Membre de la direction de la CGT finances, Michel Fontaine voit dans la défiscalisation des riches et des grandes entreprises une des sources qui alimentent les paradis fiscaux.

Les paradis fiscaux ont-ils disparu ?

Michel Fontaine. Déjà, si on parle des paradis fiscaux aujourd’hui, c’est grâce aux organisations de salariés au niveau international, mais aussi, il faut le dire, aux ONG : je pense à Transparence International, Oxfam, CCFD-Terre humaine, qui tentent d’analyser les circuits des paradis fiscaux… Pendant ce temps-là, les États font beaucoup d’annonces et multiplient les vœux pieux : on a vu les paradis fiscaux figurer sur des listes noire, grise ou blanche, mais cela ressemble à une galéjade… Aujourd’hui, les derniers rapports attestent que les paradis fiscaux prolifèrent, notamment en Europe, et les États défendent farouchement leur pré carré. C’est le cas de la Grande-Bretagne avec la City, ou de la France avec Monaco et Andorre…

Combien font perdre ces paradis fiscaux aux budgets des États ?

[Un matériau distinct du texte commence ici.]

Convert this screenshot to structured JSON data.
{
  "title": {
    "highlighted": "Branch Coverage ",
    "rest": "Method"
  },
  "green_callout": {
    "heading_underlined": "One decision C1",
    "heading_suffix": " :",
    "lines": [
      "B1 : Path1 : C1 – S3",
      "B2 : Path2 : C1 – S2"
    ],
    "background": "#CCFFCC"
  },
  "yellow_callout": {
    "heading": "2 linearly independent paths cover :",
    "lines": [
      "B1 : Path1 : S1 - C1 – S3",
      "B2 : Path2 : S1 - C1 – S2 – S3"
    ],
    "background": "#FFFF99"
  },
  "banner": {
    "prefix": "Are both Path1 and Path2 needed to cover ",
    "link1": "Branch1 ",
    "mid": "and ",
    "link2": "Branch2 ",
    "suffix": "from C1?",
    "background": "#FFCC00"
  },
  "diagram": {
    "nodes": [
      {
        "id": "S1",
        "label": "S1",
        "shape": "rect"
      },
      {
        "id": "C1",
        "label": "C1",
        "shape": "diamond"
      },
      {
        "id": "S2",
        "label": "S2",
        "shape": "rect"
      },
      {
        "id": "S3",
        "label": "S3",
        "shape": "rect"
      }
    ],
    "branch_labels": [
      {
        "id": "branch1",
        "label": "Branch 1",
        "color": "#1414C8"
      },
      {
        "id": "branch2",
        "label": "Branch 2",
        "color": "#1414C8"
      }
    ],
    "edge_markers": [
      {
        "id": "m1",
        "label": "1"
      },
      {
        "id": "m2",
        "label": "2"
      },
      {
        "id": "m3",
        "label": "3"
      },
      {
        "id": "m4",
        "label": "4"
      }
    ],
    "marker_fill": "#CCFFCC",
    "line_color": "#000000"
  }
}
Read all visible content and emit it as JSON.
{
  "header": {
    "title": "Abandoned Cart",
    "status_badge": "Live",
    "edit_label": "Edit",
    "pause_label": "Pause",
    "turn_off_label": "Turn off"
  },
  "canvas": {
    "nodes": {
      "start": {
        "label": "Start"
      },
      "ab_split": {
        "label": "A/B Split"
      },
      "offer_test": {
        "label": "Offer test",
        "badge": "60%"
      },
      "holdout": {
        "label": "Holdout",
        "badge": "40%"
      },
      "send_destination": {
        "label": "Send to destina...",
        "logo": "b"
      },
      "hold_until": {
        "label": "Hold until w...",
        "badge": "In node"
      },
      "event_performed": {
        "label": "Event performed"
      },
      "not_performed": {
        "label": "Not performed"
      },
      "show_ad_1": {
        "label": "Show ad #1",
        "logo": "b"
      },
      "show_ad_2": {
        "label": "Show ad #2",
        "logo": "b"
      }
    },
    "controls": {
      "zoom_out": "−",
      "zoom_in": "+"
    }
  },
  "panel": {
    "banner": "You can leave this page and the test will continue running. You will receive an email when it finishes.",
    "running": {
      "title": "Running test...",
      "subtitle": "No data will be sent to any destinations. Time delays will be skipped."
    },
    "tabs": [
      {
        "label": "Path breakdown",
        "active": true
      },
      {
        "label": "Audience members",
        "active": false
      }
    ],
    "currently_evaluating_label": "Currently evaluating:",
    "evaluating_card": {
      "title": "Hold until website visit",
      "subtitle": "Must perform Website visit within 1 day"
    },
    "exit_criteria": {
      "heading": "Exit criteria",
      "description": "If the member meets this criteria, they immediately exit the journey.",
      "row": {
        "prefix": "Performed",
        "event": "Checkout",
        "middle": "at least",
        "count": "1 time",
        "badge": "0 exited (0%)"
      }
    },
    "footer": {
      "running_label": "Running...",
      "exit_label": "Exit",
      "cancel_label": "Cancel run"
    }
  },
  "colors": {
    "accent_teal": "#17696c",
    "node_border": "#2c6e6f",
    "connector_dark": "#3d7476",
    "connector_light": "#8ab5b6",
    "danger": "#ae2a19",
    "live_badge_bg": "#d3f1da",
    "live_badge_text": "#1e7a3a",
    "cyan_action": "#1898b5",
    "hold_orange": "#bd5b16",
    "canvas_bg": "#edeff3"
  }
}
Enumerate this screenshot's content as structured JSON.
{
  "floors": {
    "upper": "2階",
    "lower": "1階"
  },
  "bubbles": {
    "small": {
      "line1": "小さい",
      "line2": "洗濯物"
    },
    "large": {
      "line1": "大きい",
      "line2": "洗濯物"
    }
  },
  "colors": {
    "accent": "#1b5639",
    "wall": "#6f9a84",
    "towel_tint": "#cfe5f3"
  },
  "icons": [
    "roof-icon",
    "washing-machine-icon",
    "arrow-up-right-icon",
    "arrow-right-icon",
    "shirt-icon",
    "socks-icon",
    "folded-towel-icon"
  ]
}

Michel Fontaine. Les chiffrages sont complexes parce que, par définition, on n’a pas accès aux sources. La Commission européenne évoque une estimation de l’ordre de 3 % du PIB au niveau européen, soit des centaines de milliards d’euros. Il ne s’agit là que de la fraude, mais il faut voir que la France est, d’une certaine manière, devenue un paradis fiscal…

Qu’entendez-vous par là ?

Michel Fontaine. Il y a une partie légale dans ces affaires : depuis des années, on a défiscalisé les grandes fortunes et les multinationales. Pour l’impôt sur le revenu, on parle de 37 milliards d’euros couverts par des niches fiscales. Et autant pour les entreprises ! Cela a dégagé des capitaux considérables qui se sont dirigés vers les paradis fiscaux afin d’occulter la source de revenus et l’identité des détenteurs réels des actifs. C’est une des raisons pour lesquelles nous défendons une refiscalisation des riches et des grandes entreprises.